Apologies for the rambling, I tend to get really heated about these issues.

Lion of Zion said...

JS:

i understand the 3-years residency. why the house requirement? is to ensure that people making decisions about the shul have demonstrated a commitment to remain within the community?

Jewboy said...

I went to numerous weddings as a yeshiva bachur and always paid my own costs. It's ridiculous to expect otherwise. If you can't afford it, just don't go.

the apple said...

JS - for sure. I don't think people *have* to provide transportation, but it's a very nice thing to do for your guests, especially for people who really do care that most of their guest list would be able to show up.

Anonymous said...

elitzur, loz,

The "party line" is that if someone owns a house they have a permanent stake in the community. Someone who lives in an apt is more "fly by night" and wouldn't take a more long-term view on community decisions.

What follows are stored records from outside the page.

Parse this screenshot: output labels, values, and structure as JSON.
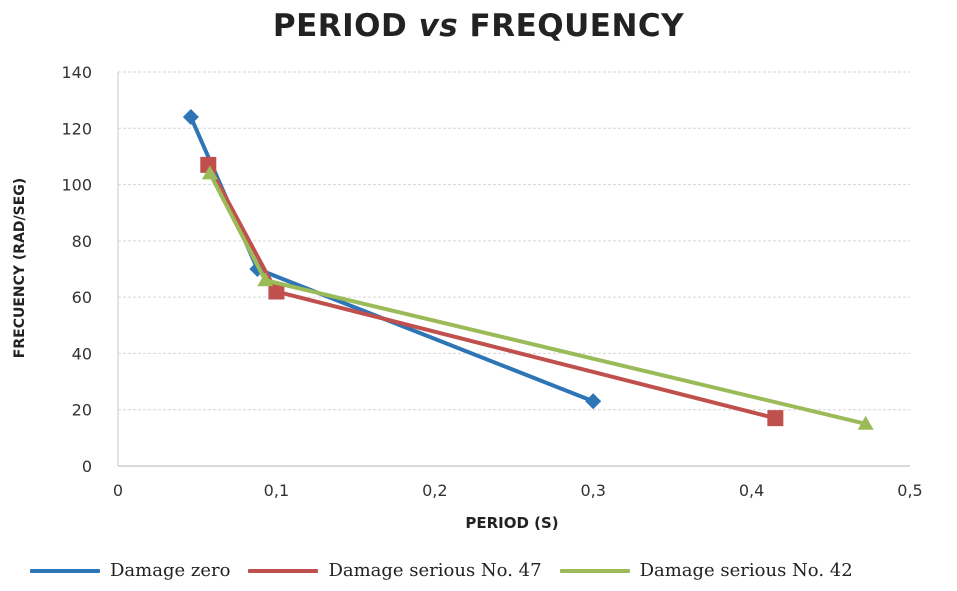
{
  "chart_data": {
    "type": "line",
    "title_main": "PERIOD ",
    "title_vs": "vs",
    "title_rest": " FREQUENCY",
    "xlabel": "PERIOD (S)",
    "ylabel": "FRECUENCY (RAD/SEG)",
    "xlim": [
      0,
      0.5
    ],
    "ylim": [
      0,
      140
    ],
    "xticks": [
      "0",
      "0,1",
      "0,2",
      "0,3",
      "0,4",
      "0,5"
    ],
    "yticks": [
      "0",
      "20",
      "40",
      "60",
      "80",
      "100",
      "120",
      "140"
    ],
    "grid": true,
    "legend_position": "bottom",
    "series": [
      {
        "name": "Damage zero",
        "color": "#2e75b6",
        "marker": "diamond",
        "x": [
          0.046,
          0.088,
          0.3
        ],
        "y": [
          124,
          70,
          23
        ]
      },
      {
        "name": "Damage serious No. 47",
        "color": "#c0504d",
        "marker": "square",
        "x": [
          0.057,
          0.1,
          0.415
        ],
        "y": [
          107,
          62,
          17
        ]
      },
      {
        "name": "Damage serious No. 42",
        "color": "#9bbb59",
        "marker": "triangle",
        "x": [
          0.058,
          0.093,
          0.472
        ],
        "y": [
          104,
          66,
          15
        ]
      }
    ]
  }
}
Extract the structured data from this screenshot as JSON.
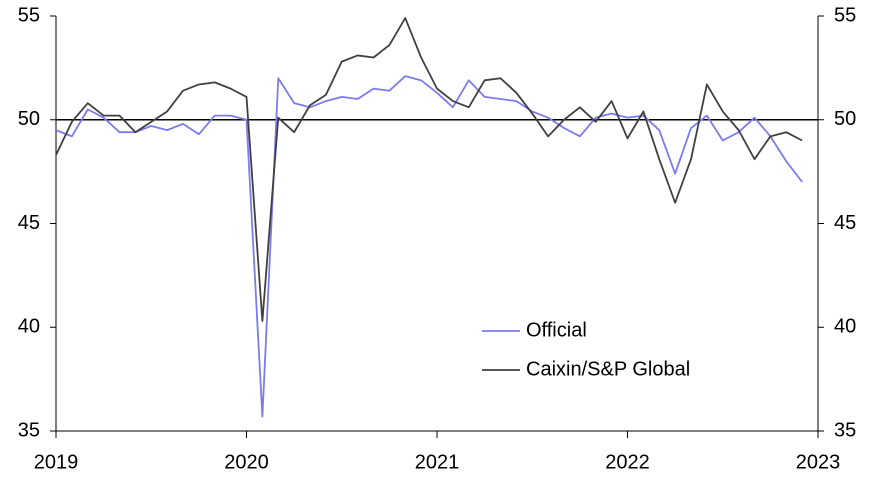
{
  "chart_data": {
    "type": "line",
    "categories": [
      null,
      null,
      null,
      null,
      null,
      null,
      null,
      null,
      null,
      null,
      null,
      null,
      null,
      null,
      null,
      null,
      null,
      null,
      null,
      null,
      null,
      null,
      null,
      null,
      null,
      null,
      null,
      null,
      null,
      null,
      null,
      null,
      null,
      null,
      null,
      null,
      null,
      null,
      null,
      null,
      null,
      null,
      null,
      null,
      null,
      null,
      null,
      null
    ],
    "series": [
      {
        "name": "Official",
        "color": "#7b7bf2",
        "values": [
          49.5,
          49.2,
          50.5,
          50.1,
          49.4,
          49.4,
          49.7,
          49.5,
          49.8,
          49.3,
          50.2,
          50.2,
          50.0,
          35.7,
          52.0,
          50.8,
          50.6,
          50.9,
          51.1,
          51.0,
          51.5,
          51.4,
          52.1,
          51.9,
          51.3,
          50.6,
          51.9,
          51.1,
          51.0,
          50.9,
          50.4,
          50.1,
          49.6,
          49.2,
          50.1,
          50.3,
          50.1,
          50.2,
          49.5,
          47.4,
          49.6,
          50.2,
          49.0,
          49.4,
          50.1,
          49.2,
          48.0,
          47.0
        ]
      },
      {
        "name": "Caixin/S&P Global",
        "color": "#404040",
        "values": [
          48.3,
          49.9,
          50.8,
          50.2,
          50.2,
          49.4,
          49.9,
          50.4,
          51.4,
          51.7,
          51.8,
          51.5,
          51.1,
          40.3,
          50.1,
          49.4,
          50.7,
          51.2,
          52.8,
          53.1,
          53.0,
          53.6,
          54.9,
          53.0,
          51.5,
          50.9,
          50.6,
          51.9,
          52.0,
          51.3,
          50.3,
          49.2,
          50.0,
          50.6,
          49.9,
          50.9,
          49.1,
          50.4,
          48.1,
          46.0,
          48.1,
          51.7,
          50.4,
          49.5,
          48.1,
          49.2,
          49.4,
          49.0
        ]
      }
    ],
    "xlim": [
      2019,
      2023
    ],
    "xticks": [
      2019,
      2020,
      2021,
      2022,
      2023
    ],
    "ylim": [
      35,
      55
    ],
    "yticks": [
      35,
      40,
      45,
      50,
      55
    ],
    "y2lim": [
      35,
      55
    ],
    "y2ticks": [
      35,
      40,
      45,
      50,
      55
    ],
    "reference_line": 50,
    "legend": "lower right",
    "grid": false
  }
}
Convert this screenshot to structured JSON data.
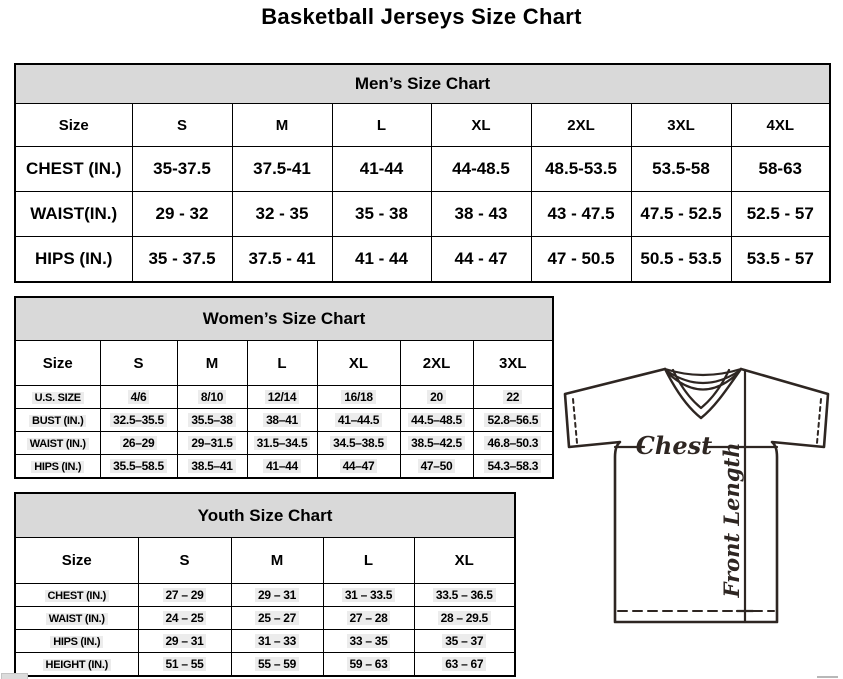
{
  "page": {
    "title": "Basketball Jerseys Size Chart"
  },
  "tables": [
    {
      "caption": "Men’s Size Chart",
      "columns": [
        "Size",
        "S",
        "M",
        "L",
        "XL",
        "2XL",
        "3XL",
        "4XL"
      ],
      "rows": [
        {
          "label": "CHEST (IN.)",
          "values": [
            "35-37.5",
            "37.5-41",
            "41-44",
            "44-48.5",
            "48.5-53.5",
            "53.5-58",
            "58-63"
          ]
        },
        {
          "label": "WAIST(IN.)",
          "values": [
            "29 - 32",
            "32 - 35",
            "35 - 38",
            "38 - 43",
            "43 - 47.5",
            "47.5 - 52.5",
            "52.5 - 57"
          ]
        },
        {
          "label": "HIPS (IN.)",
          "values": [
            "35 - 37.5",
            "37.5 - 41",
            "41 - 44",
            "44 - 47",
            "47 - 50.5",
            "50.5 - 53.5",
            "53.5 - 57"
          ]
        }
      ]
    },
    {
      "caption": "Women’s Size Chart",
      "columns": [
        "Size",
        "S",
        "M",
        "L",
        "XL",
        "2XL",
        "3XL"
      ],
      "rows": [
        {
          "label": "U.S. SIZE",
          "values": [
            "4/6",
            "8/10",
            "12/14",
            "16/18",
            "20",
            "22"
          ]
        },
        {
          "label": "BUST (IN.)",
          "values": [
            "32.5–35.5",
            "35.5–38",
            "38–41",
            "41–44.5",
            "44.5–48.5",
            "52.8–56.5"
          ]
        },
        {
          "label": "WAIST (IN.)",
          "values": [
            "26–29",
            "29–31.5",
            "31.5–34.5",
            "34.5–38.5",
            "38.5–42.5",
            "46.8–50.3"
          ]
        },
        {
          "label": "HIPS (IN.)",
          "values": [
            "35.5–58.5",
            "38.5–41",
            "41–44",
            "44–47",
            "47–50",
            "54.3–58.3"
          ]
        }
      ]
    },
    {
      "caption": "Youth Size Chart",
      "columns": [
        "Size",
        "S",
        "M",
        "L",
        "XL"
      ],
      "rows": [
        {
          "label": "CHEST (IN.)",
          "values": [
            "27 – 29",
            "29 – 31",
            "31 – 33.5",
            "33.5 – 36.5"
          ]
        },
        {
          "label": "WAIST (IN.)",
          "values": [
            "24 – 25",
            "25 – 27",
            "27 – 28",
            "28 – 29.5"
          ]
        },
        {
          "label": "HIPS (IN.)",
          "values": [
            "29 – 31",
            "31 – 33",
            "33 – 35",
            "35 – 37"
          ]
        },
        {
          "label": "HEIGHT (IN.)",
          "values": [
            "51 – 55",
            "55 – 59",
            "59 – 63",
            "63 – 67"
          ]
        }
      ]
    }
  ],
  "diagram": {
    "chest_label": "Chest",
    "front_length_label": "Front Length"
  },
  "colors": {
    "caption_bg": "#d9d9d9",
    "table_border": "#000000",
    "diagram_stroke": "#2e2622",
    "value_highlight": "#ececec"
  }
}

Hooey in my opinion. As you can imagine, this leads to considerable tension in the community.

Ariella's blog said...

I've heard of a bus being hired for a large number of guests who have to travel to an out of town wedding, and it is possible that the hosts paid the entire bill for it. But this is ridiculous. As for limos, my transportation to and from my own wedding was in my own car.

Anonymous said...

Just back from a Yeshiva wedding in Williamsburg. All I can say is what my husband and I always say: We have more in common with the waiters than the guests. And this includes my beloved family who mean so much to me. These people speak a different language, live in a foreign country, are living in a completely different culture than we are. And what boggles my mind is that somehow they all seem to have more money than me. Here we are with advanced degrees and professions and we struggle to pay our bills each month. How is it that all of these Yeshiva Bochurim and young marrieds have a steady flow of money from their parents when their parents have upwards of 6 kids?!!! How?

Anonymous said...

The clothes for the adults, the clothes on the kids, the gown rentals for the immediate family, the beautiful new apartment the couple is getting, the more than two custom sheitels, the new sheitel for the Chosson and Kallah's mothers...and the room is packed with these Bochurim (aside from teh ones outside smoking--which does cost money too--do the parents pay for the cigarettes also?) and all these Bochurim are going to get the same treatment, the same amenities. How?

Anonymous said...

It is quite common in Israel for the families of the Chatan and Kallah to hire buses to transport people to the wedding. I've been to a few such weddings (sometimes I used the bus and sometimes I drove myself, depending on the circumstances). Most of the time, there are buses from 2 or 3 central areas, like a bus from central Yerushalaim and from central Tel Aviv (actually usually on Kvish Geha near Bar Ilan because it is a common crossroads). And if the boy or girl are from yeshiva/seminary, sometimes there are buses from the yeshiva or seminary.